Harmony Is...Support by Caitlin Ricci
April 26

Harmony Is...Support by Caitlin Ricci

Daniel comes from a broken family and his anger, resentment, and hurt make him want to join the Army as soon as he turns eighteen. He leaves Colorado hoping to find a purpose, but he comes back years later even more confused than ever. Being in the Army gave him no new enlightenment about life, and he comes back with PTSD and no one to turn to. That's when he meets Coop, another veteran who also has PTSD and who lost his sight in the service.

The idea of support is a central theme in this novel. These guys need all the support they can get, from each other and their families. Living with PTSD is a daily struggle that I've been dealing with since high school. Those people with PTSD need all the help they can get, including the understanding of the people around them.
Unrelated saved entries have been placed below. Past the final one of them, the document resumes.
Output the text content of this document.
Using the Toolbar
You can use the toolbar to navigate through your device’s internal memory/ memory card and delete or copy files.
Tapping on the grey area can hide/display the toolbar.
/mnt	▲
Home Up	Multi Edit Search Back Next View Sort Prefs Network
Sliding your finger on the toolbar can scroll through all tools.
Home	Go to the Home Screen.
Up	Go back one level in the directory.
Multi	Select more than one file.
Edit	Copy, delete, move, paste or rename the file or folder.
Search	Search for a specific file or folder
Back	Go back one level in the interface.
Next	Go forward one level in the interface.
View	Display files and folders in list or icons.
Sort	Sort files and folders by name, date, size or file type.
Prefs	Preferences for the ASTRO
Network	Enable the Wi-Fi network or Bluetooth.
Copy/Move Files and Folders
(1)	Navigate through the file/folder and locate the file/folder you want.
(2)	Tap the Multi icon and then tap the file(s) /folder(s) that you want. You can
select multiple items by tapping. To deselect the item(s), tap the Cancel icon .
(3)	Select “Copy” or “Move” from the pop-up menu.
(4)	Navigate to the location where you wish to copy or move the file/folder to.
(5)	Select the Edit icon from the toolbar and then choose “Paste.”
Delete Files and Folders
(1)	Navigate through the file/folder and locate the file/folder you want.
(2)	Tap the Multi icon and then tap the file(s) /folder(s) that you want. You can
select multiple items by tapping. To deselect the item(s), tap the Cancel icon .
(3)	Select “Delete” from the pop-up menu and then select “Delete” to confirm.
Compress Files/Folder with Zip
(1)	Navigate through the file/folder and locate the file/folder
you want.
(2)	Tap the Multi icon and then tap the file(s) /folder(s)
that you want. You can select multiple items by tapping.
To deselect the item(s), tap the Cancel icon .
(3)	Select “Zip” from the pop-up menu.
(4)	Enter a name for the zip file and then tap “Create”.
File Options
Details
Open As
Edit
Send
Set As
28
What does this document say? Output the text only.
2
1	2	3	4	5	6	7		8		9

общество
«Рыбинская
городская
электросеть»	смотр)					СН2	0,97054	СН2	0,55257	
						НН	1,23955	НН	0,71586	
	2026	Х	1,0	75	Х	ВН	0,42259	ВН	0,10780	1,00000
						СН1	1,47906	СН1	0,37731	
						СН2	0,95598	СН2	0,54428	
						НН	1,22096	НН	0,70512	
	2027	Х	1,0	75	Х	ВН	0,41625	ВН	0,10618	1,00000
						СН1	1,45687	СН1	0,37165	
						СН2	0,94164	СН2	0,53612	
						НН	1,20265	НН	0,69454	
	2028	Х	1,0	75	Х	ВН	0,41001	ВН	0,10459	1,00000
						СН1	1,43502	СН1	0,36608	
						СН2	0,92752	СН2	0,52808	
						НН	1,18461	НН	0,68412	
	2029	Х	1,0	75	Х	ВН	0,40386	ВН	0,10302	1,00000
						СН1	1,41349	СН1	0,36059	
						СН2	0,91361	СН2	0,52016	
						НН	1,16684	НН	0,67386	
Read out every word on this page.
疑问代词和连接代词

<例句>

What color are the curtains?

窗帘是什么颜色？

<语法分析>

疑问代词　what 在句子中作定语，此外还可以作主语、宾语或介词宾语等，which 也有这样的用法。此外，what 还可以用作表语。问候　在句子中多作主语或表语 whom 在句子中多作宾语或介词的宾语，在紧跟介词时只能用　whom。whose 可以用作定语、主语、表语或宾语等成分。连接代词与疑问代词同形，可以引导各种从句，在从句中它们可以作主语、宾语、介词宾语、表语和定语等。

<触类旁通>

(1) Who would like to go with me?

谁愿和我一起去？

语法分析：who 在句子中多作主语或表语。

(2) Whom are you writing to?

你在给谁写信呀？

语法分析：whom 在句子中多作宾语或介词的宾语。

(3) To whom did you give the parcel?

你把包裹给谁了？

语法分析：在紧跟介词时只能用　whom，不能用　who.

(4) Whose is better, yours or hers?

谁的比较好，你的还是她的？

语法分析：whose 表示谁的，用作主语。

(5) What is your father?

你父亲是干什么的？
When deciding to write two characters with PTSD, I knew I would have to tap into a lot of my own experiences. That was the hard part of writing this book. I took a look at my own life and the parts of it that are hardest for me. PTSD can come with a lot of different symptoms, but some of the common ones are always being hyper aware and having nightmares all the time. My nightmares are lessened now, but I used to have them every night. And I don't even remember what it was like to not be aware of everyone and everything around me, because the big point with PTSD is that everything feels like a threat.

I've learned to control a lot of my symptoms and I'm on anxiety medication, but it's a constant struggle and a constant force pushing in around me, where I have to remind myself every time I go grocery shopping or even doing the smallest task that not everyone is a threat and that it's okay to relax sometimes. Loud noises make me jump and freeze. I see potential threats everywhere. There's no relaxing or calming down from this.

That's what daily life with PTSD is like. Managing these symptoms is really all that can be done, and I've learned to live with it with the support of my friends and family.

In writing a book that centers largely around PTSD, I wanted to make it accessible to both adults and teens. That's why I decided to make their story young adult. I wanted to give people a real look at what someone with PTSD is going through with the help of fiction.

I think books are a fantastic way of reaching out and connecting with other people. In fiction ideas can be expressed and stories can be told with characters people can fall in love with. That's why I wrote this book. I wanted to show people what PTSD can look like, and that it's normal and that people don't have to be afraid of people like me. We're not weird or freaks. We're just struggling with something a little bit each day, and we need the support and understanding of those around us to help us with that hardship.

One of the hardest things for me in my journey with PTSD was telling people that I had this issue at all. Back when I couldn't admit to anyone what was going on with me, there were plenty of things I couldn't do. I wouldn't go to the movies with my friends because of crowds, or holiday shopping with my family, also because of crowds. My grades suffered, and I couldn't concentrate. I was afraid to tell anyone because I thought everyone would blame me for my sexual assault. I pulled into myself and I lost touch with the world. That was a very dark time for me, and it was a hard struggle to pull myself out of that place.

My hope in writing characters with PTSD is that people who are suffering, who maybe don't know how to talk about what they're going through or don't know how to say that they have this going on, can start to open up the conversation about PTSD and what it means for them.

There is a stigma about mental health, and I think that makes us scared to talk about things. But there is support out there, and people willing to listen. While it is hard to admit that we have problems and that we need help, living with PTSD every day without anyone to talk to can be a nightmare. The more we talk about these things, the more normalized they can be, and hopefully, the more people are able to reach out and get help without fear or uncertainty stopping them.